KIM KAN-SU: They make you sit like this. Your back and your buttocks have to be aligned. 45cm off the ground! It`s very painful. You`re dripping with sweat. Dripping sweat and tears.

MAN: Women too?

KIM KAN-SU: Yes, everyone.

KIM YOUNG-HEE: Yes, men and women were punished in the same way.

There are just a few hours left now before the Kims` children are returned to the orphanage.

KIM KAN-SU: I wish the children could stay with us. I wish they could stay with us, but that`s not possible.

REPORTER: that day will come eventually.

KIM KAN-SU: There will be a day when we can all live happily together. You study hard till we`re together, okay?

These are precious moments together for a family that may never know this intimacy, this tenderness, this peace again.
The time has come for Min-Ho and Hyung-dong to go back home. They`re travelling along the banks of the Tumen River, the border separating China from North Korea.

HYUNG-DONG: There, that`s where we cross. Where the water is calm.

MIN-HO: I hope we can cross. The water has risen even higher.

HYUNG-DONG: It`s alright, we can do it. We can cross anyway. The border guard - higher, higher, a bit more. Over there. That`s the border guard post. That`s the military.

Beyond this river is the old land - cruel, fragile, desperately poor. But it is still home, and home to these boys` families and friends.

REPORTER: Where`s that?

MIN-HO: Musan.

REPORTER: Can you see your house?
MIN-HO: Yes.

REPORTER: Where is it?

MIN-HO: Over there.

That they are now risking their lives to return is the embodiment of this long and complex struggle for survival and identity.

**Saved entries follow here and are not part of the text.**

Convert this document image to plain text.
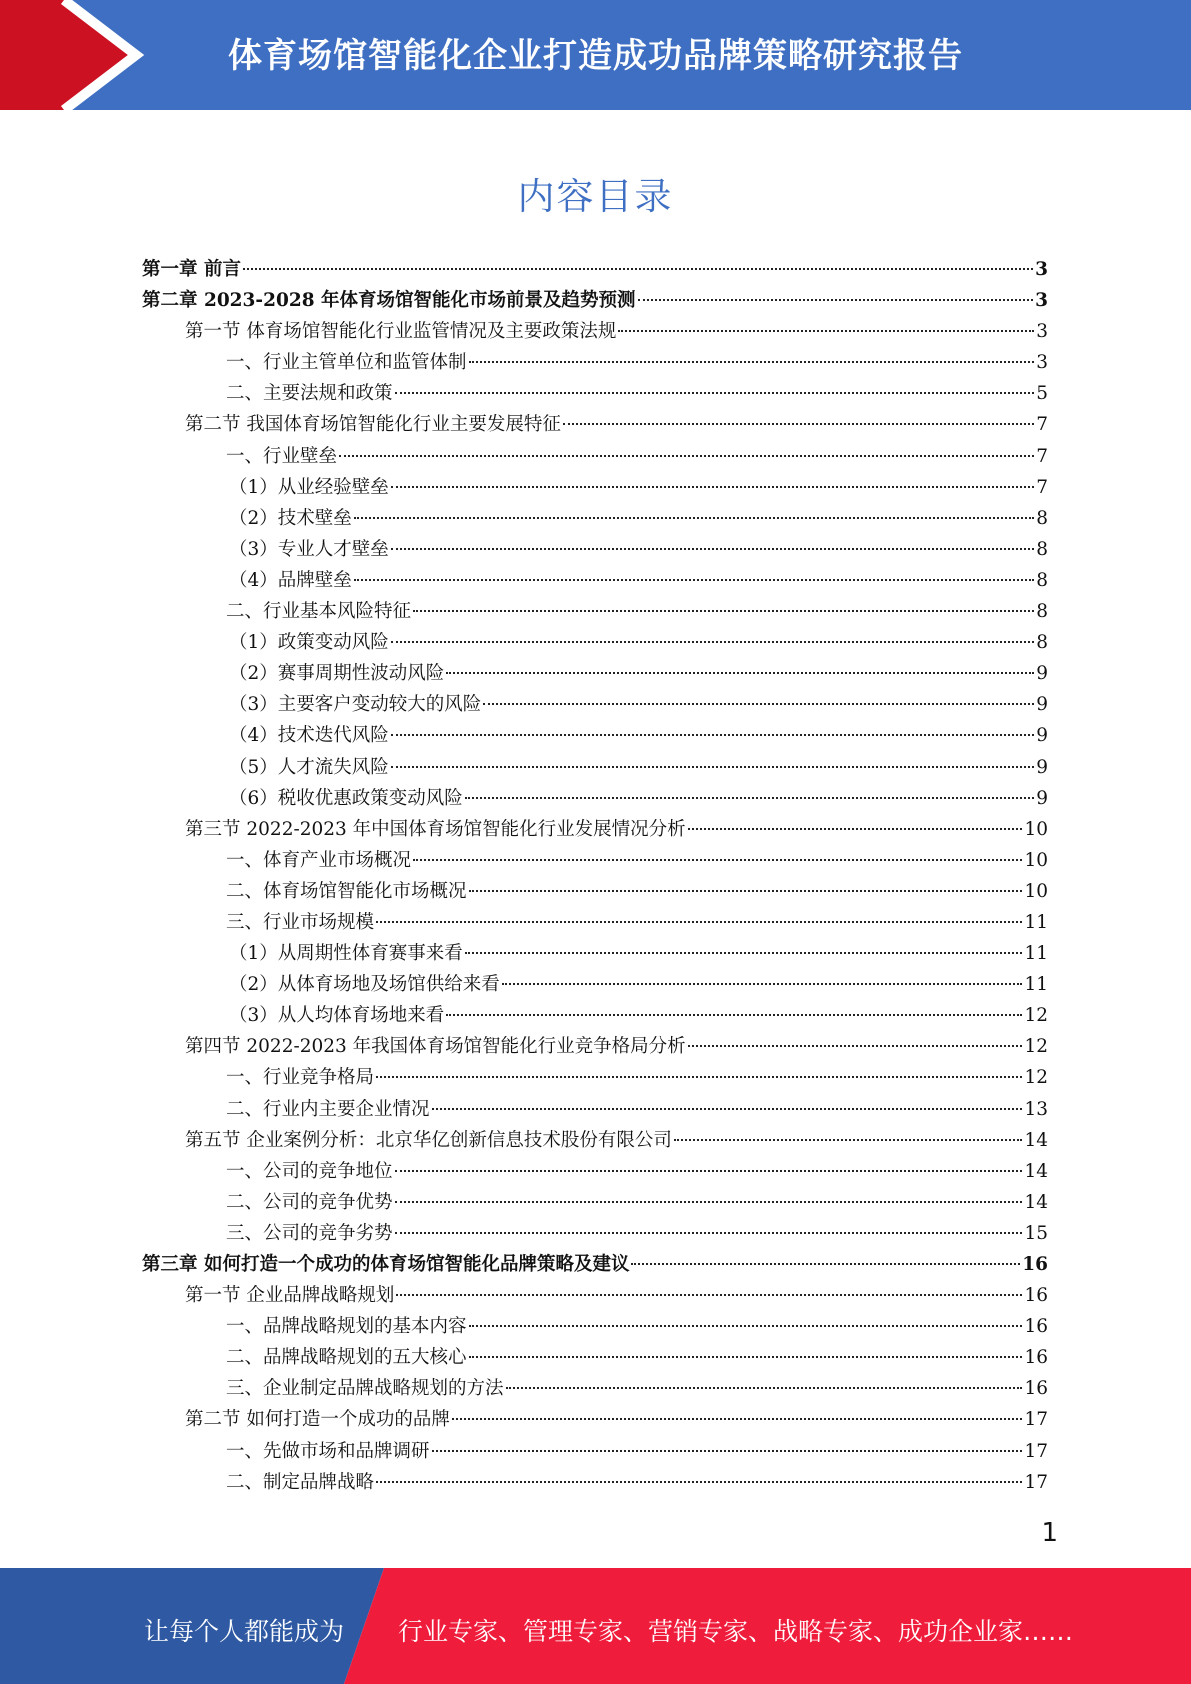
体育场馆智能化企业打造成功品牌策略研究报告
内容目录
第一章 前言	3
第二章 2023-2028 年体育场馆智能化市场前景及趋势预测	3
第一节 体育场馆智能化行业监管情况及主要政策法规	3
一、行业主管单位和监管体制	3
二、主要法规和政策	5
第二节 我国体育场馆智能化行业主要发展特征	7
一、行业壁垒	7
（1）从业经验壁垒	7
（2）技术壁垒	8
（3）专业人才壁垒	8
（4）品牌壁垒	8
二、行业基本风险特征	8
（1）政策变动风险	8
（2）赛事周期性波动风险	9
（3）主要客户变动较大的风险	9
（4）技术迭代风险	9
（5）人才流失风险	9
（6）税收优惠政策变动风险	9
第三节 2022-2023 年中国体育场馆智能化行业发展情况分析	10
一、体育产业市场概况	10
二、体育场馆智能化市场概况	10
三、行业市场规模	11
（1）从周期性体育赛事来看	11
（2）从体育场地及场馆供给来看	11
（3）从人均体育场地来看	12
第四节 2022-2023 年我国体育场馆智能化行业竞争格局分析	12
一、行业竞争格局	12
二、行业内主要企业情况	13
第五节 企业案例分析：北京华亿创新信息技术股份有限公司	14
一、公司的竞争地位	14
二、公司的竞争优势	14
三、公司的竞争劣势	15
第三章 如何打造一个成功的体育场馆智能化品牌策略及建议	16
第一节 企业品牌战略规划	16
一、品牌战略规划的基本内容	16
二、品牌战略规划的五大核心	16
三、企业制定品牌战略规划的方法	16
第二节 如何打造一个成功的品牌	17
一、先做市场和品牌调研	17
二、制定品牌战略	17
1
让每个人都能成为 行业专家、管理专家、营销专家、战略专家、成功企业家……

Min-Ho and Hyung-dong swallow the money they had wrapped in plastic - an important delivery for their starving families back home.

Change is in the wind in the Koreas - these boys both know that a reunited nation may some day relieve them all of their anguish and fear. But it`s not happened yet, and their crossing tonight must take place in darkness. Min-Ho and Hyung-dong will wait here, as they`ve waited before, for the moment to take their chances - to slip past the border guards, to leave the relative freedom they found illegally in China and be home once again.